NEW YORK (AP) — A type of bankruptcy protection filing that made it easier for small businesses to seek relief has expired, which will complicate filing for small businesses with more than $3 million in debt.
The filing type, known as Subchapter V, is cheaper and less time-consuming than the traditional Chapter 11 bankruptcy filing.
The rule went into effect in 2020 as part of the Small Business Reorganization Act. It let small businesses with less than $2.75 million in debt file under the subchapter. That debt limit was extended to $7.5 million in March 2020 amid the pandemic for one year — and that was extended two more times.
A bill to make the debt limit permanent failed, so the debt threshold reverted to $3 million (the original debt limit adjusted for inflation), on June 21.
Subchapter V filing imposes shorter deadlines for filing reorganization plans, allows for greater flexibility in negotiating restructuring plans with creditors and doesn’t require the payment of U.S. Trustee quarterly fees.

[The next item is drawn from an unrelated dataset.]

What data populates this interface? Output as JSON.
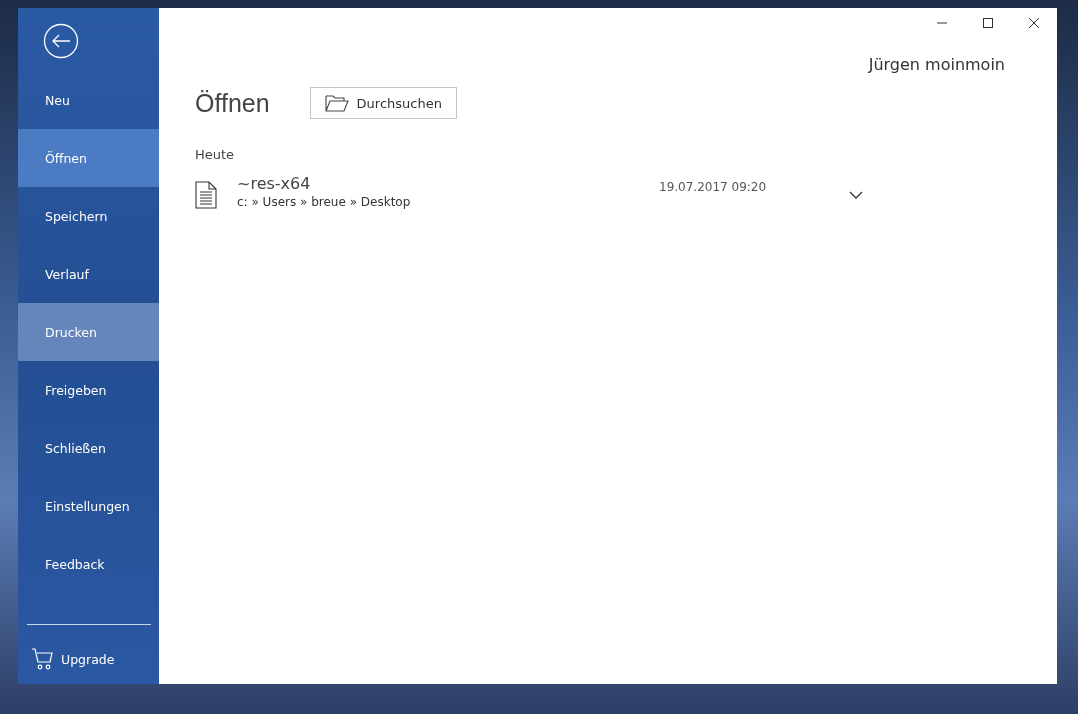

A trustee is appointed for each case and the trustee works with the small business debtor and creditors to facilitate a reorganization plan.
According to data compiled by the Justice Department’s U.S. Trustee Program, between 2020 and 2023, Subchapter V filers had 51% of plans confirmed by a judge, compared with 31% of plans from filers of other types of bankruptcy protection. Subchapter V filers had half the percentage of plans dismissed compared with other filers, and a shorter time to confirmation.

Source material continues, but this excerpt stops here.